Welters geeft eerst een uitleg over op welke manier de voetbalsector weer succesvol is geworden, door ‘differentiatie van het aanbod’ en ‘een verhoging van het belevenisniveau’ (ja, dat staat er echt), om uiteindelijk aan te komen bij skyboxen, en zakenrelaties die daarin worden uitgenodigd. Daarna heeft hij het nog over evenementen bij de mosseloogst, en dat dit ‘normale evenementen’ zijn, die ‘geaccepteerd’ zijn.
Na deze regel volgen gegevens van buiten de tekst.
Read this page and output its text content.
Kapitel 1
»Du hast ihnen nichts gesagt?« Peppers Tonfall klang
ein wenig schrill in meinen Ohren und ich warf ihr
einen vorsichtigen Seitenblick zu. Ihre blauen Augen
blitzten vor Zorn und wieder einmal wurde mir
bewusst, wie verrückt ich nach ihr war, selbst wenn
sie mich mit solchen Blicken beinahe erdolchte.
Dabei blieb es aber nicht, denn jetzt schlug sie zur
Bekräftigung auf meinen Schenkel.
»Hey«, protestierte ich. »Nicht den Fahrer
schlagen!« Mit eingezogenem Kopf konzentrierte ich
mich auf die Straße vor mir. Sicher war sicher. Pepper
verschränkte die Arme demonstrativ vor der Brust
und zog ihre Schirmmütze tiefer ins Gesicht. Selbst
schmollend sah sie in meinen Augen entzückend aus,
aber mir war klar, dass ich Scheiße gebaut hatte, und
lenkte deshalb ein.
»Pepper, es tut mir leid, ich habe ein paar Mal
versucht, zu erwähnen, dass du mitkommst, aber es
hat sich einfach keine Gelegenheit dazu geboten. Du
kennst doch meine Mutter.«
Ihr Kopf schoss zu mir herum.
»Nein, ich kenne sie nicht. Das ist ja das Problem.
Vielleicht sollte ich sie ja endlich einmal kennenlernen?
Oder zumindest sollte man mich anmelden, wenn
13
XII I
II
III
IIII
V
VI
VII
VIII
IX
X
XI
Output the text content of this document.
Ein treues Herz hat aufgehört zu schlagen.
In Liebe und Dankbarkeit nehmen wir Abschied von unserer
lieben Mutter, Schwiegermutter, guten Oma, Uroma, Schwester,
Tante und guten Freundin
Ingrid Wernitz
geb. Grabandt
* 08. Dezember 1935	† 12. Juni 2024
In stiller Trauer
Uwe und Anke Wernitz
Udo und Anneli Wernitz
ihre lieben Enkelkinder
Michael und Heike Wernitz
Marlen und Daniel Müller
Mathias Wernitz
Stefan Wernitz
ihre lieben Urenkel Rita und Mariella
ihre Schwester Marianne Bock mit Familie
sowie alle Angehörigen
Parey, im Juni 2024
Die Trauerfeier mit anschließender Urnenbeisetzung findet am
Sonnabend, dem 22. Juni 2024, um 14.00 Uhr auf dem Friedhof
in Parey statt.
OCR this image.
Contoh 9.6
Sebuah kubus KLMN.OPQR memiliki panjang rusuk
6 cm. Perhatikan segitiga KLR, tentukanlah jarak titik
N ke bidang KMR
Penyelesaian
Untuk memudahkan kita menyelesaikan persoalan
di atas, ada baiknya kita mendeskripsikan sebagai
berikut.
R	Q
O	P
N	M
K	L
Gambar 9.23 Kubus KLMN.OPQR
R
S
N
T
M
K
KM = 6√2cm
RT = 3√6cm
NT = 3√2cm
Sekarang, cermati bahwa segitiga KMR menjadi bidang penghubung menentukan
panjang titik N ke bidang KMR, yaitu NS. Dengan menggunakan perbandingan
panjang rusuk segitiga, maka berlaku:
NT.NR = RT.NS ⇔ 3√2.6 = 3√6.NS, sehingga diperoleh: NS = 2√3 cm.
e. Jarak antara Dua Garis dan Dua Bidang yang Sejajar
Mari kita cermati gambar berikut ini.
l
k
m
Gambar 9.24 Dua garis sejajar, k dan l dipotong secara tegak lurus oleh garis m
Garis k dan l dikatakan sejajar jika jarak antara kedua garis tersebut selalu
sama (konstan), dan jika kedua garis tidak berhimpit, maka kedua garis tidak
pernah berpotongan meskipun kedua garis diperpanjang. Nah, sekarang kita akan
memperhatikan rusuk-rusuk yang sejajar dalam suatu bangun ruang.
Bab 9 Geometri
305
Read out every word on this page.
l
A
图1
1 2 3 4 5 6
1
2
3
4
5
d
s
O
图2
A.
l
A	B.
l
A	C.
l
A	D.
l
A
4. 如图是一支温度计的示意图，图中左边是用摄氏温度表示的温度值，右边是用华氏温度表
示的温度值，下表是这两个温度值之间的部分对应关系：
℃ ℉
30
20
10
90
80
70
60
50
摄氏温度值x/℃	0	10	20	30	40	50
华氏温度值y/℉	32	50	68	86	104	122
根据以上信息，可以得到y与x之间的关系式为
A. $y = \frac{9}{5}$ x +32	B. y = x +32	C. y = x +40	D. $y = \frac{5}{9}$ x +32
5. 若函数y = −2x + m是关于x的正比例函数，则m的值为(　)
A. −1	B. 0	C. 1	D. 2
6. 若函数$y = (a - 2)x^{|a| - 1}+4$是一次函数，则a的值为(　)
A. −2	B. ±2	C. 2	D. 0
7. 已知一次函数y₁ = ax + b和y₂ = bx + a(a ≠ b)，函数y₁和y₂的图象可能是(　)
In het bedrijfsleven mischien, maar in de politiek? Als je als havenbedrijf nu een demonstratie geeft van een nieuwe techniek om containers te scannen kan ik me dat voorstellen dat het in het belang van de regering is. Maar wat hebben de Rolling Stones te maken met de Rotterdamse Haven?
Precies, net zoveel als de Politie iets te maken heeft met een luxe cruise op de Atlantische oceaan, of een bouwbedrijf met een workshop pottenbakken. De enige reden die een bedrijf kan hebben om iets dergelijks voor te stellen is een positieve kijk op het betreffende bedrijf van de politici. En dat mogen ze best doen, maar politici moeten ook weten waarom ze natuurlijk nooit op een dergelijk aanbod mogen ingaan.